E’ la seconda volta che mi reco alla Triennale Bovisa. La prima fu in occasione della grande inaugurazione dove fui colpito (negativamente) da una serie di fattori: traffico impazzito per arrivarci: ok alla delocalizzazione se questo comporta miglioramento dei servizi e non peggioramento… il manifesto pubblicitario: un bel volto con in bocca e nelle orecchie



E’ la seconda volta che mi reco alla Triennale Bovisa. La prima fu in occasione della grande inaugurazione dove fui colpito (negativamente) da una serie di fattori:

  • traffico impazzito per arrivarci: ok alla delocalizzazione se questo comporta miglioramento dei servizi e non peggioramento…
  • il manifesto pubblicitario: un bel volto con in bocca e nelle orecchie un parallelepipedo (no comment);
  • organizzazione in tilt causa pioggia: obbligo di aspettare il proprio turno all’ingresso sotto la pioggia; non avevano previsto una copertura…
  • primo autore uno straniero: ok,ok, siamo internazionali, ma la prima volta di una struttura milanese a mio parere avrebbe dovuto ospitare un artista nazionale…

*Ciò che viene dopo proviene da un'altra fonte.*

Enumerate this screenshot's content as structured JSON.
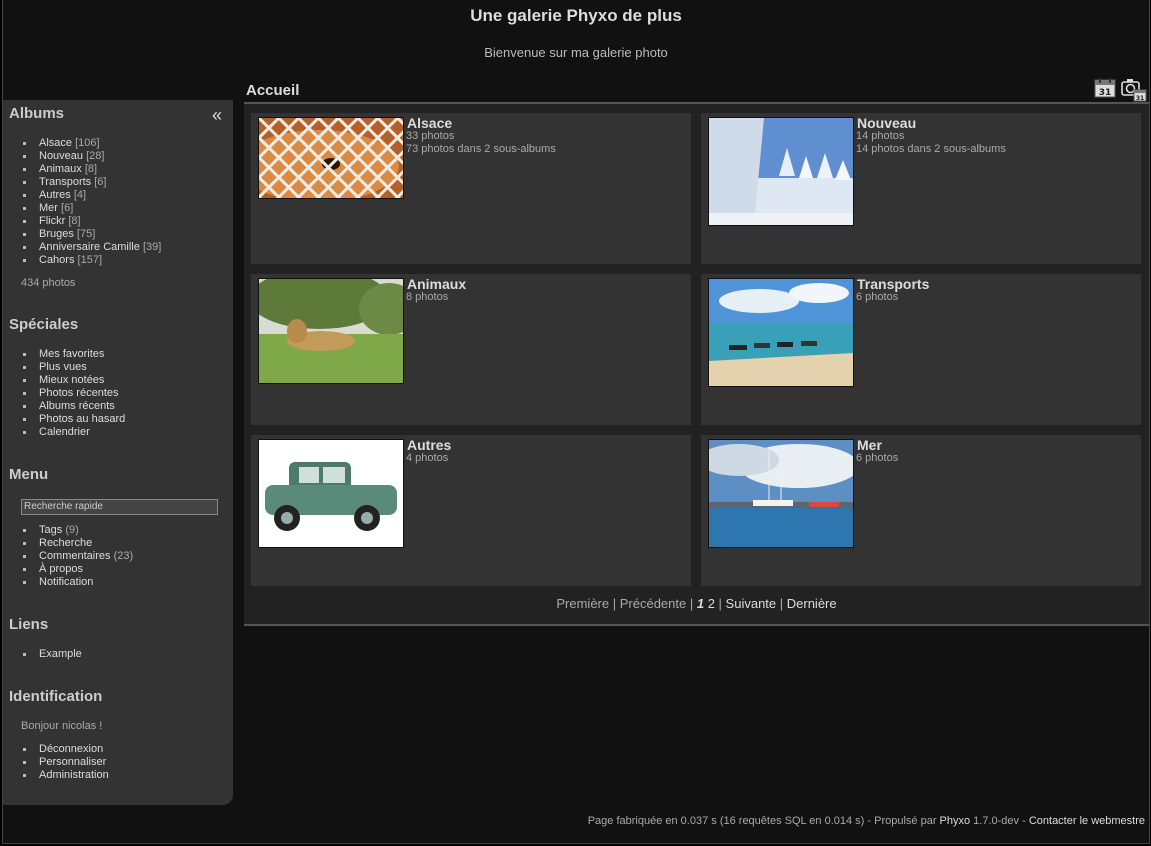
{
  "header": {
    "title": "Une galerie Phyxo de plus",
    "subtitle": "Bienvenue sur ma galerie photo"
  },
  "menubar": {
    "collapse_icon": "double-chevron-left-icon",
    "albums": {
      "title": "Albums",
      "items": [
        {
          "label": "Alsace",
          "count": "[106]"
        },
        {
          "label": "Nouveau",
          "count": "[28]"
        },
        {
          "label": "Animaux",
          "count": "[8]"
        },
        {
          "label": "Transports",
          "count": "[6]"
        },
        {
          "label": "Autres",
          "count": "[4]"
        },
        {
          "label": "Mer",
          "count": "[6]"
        },
        {
          "label": "Flickr",
          "count": "[8]"
        },
        {
          "label": "Bruges",
          "count": "[75]"
        },
        {
          "label": "Anniversaire Camille",
          "count": "[39]"
        },
        {
          "label": "Cahors",
          "count": "[157]"
        }
      ],
      "total": "434 photos"
    },
    "specials": {
      "title": "Spéciales",
      "items": [
        "Mes favorites",
        "Plus vues",
        "Mieux notées",
        "Photos récentes",
        "Albums récents",
        "Photos au hasard",
        "Calendrier"
      ]
    },
    "menu": {
      "title": "Menu",
      "search_placeholder": "Recherche rapide",
      "items": [
        {
          "label": "Tags",
          "count": "(9)"
        },
        {
          "label": "Recherche",
          "count": ""
        },
        {
          "label": "Commentaires",
          "count": "(23)"
        },
        {
          "label": "À propos",
          "count": ""
        },
        {
          "label": "Notification",
          "count": ""
        }
      ]
    },
    "links": {
      "title": "Liens",
      "items": [
        "Example"
      ]
    },
    "identification": {
      "title": "Identification",
      "greeting": "Bonjour nicolas !",
      "items": [
        "Déconnexion",
        "Personnaliser",
        "Administration"
      ]
    }
  },
  "content": {
    "breadcrumb": "Accueil",
    "tools": [
      "calendar-icon",
      "camera-calendar-icon"
    ],
    "albums": [
      {
        "title": "Alsace",
        "lines": [
          "33 photos",
          "73 photos dans 2 sous-albums"
        ],
        "thumb": "tiger-behind-net"
      },
      {
        "title": "Nouveau",
        "lines": [
          "14 photos",
          "14 photos dans 2 sous-albums"
        ],
        "thumb": "snowy-trees"
      },
      {
        "title": "Animaux",
        "lines": [
          "8 photos"
        ],
        "thumb": "lioness-on-grass"
      },
      {
        "title": "Transports",
        "lines": [
          "6 photos"
        ],
        "thumb": "boats-on-beach"
      },
      {
        "title": "Autres",
        "lines": [
          "4 photos"
        ],
        "thumb": "vintage-green-car"
      },
      {
        "title": "Mer",
        "lines": [
          "6 photos"
        ],
        "thumb": "harbor-marina"
      }
    ],
    "pager": {
      "first": "Première",
      "prev": "Précédente",
      "current": "1",
      "page2": "2",
      "next": "Suivante",
      "last": "Dernière",
      "sep": " | "
    }
  },
  "footer": {
    "text1": "Page fabriquée en 0.037 s (16 requêtes SQL en 0.014 s) - Propulsé par ",
    "engine": "Phyxo",
    "text2": " 1.7.0-dev - ",
    "contact": "Contacter le webmestre"
  }
}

Ora mi reco nuovamente a distanza di qualche mese e visito la mostra Timer; beh, dire che ne sono uscito sconvolto è poco. Ma questa è arte…? Forse oggi l’arte è confusione, ricerca estrema dello stupire. Mi sono perso, lascio a Voi (se l’avete visitata) di commentare.
Per fortuna all’uscita trovo il Bistrot attiguo veramente carino e mi riprendo con un drink ascoltanto Jazz dal vivo. Ecco, si, così va meglio….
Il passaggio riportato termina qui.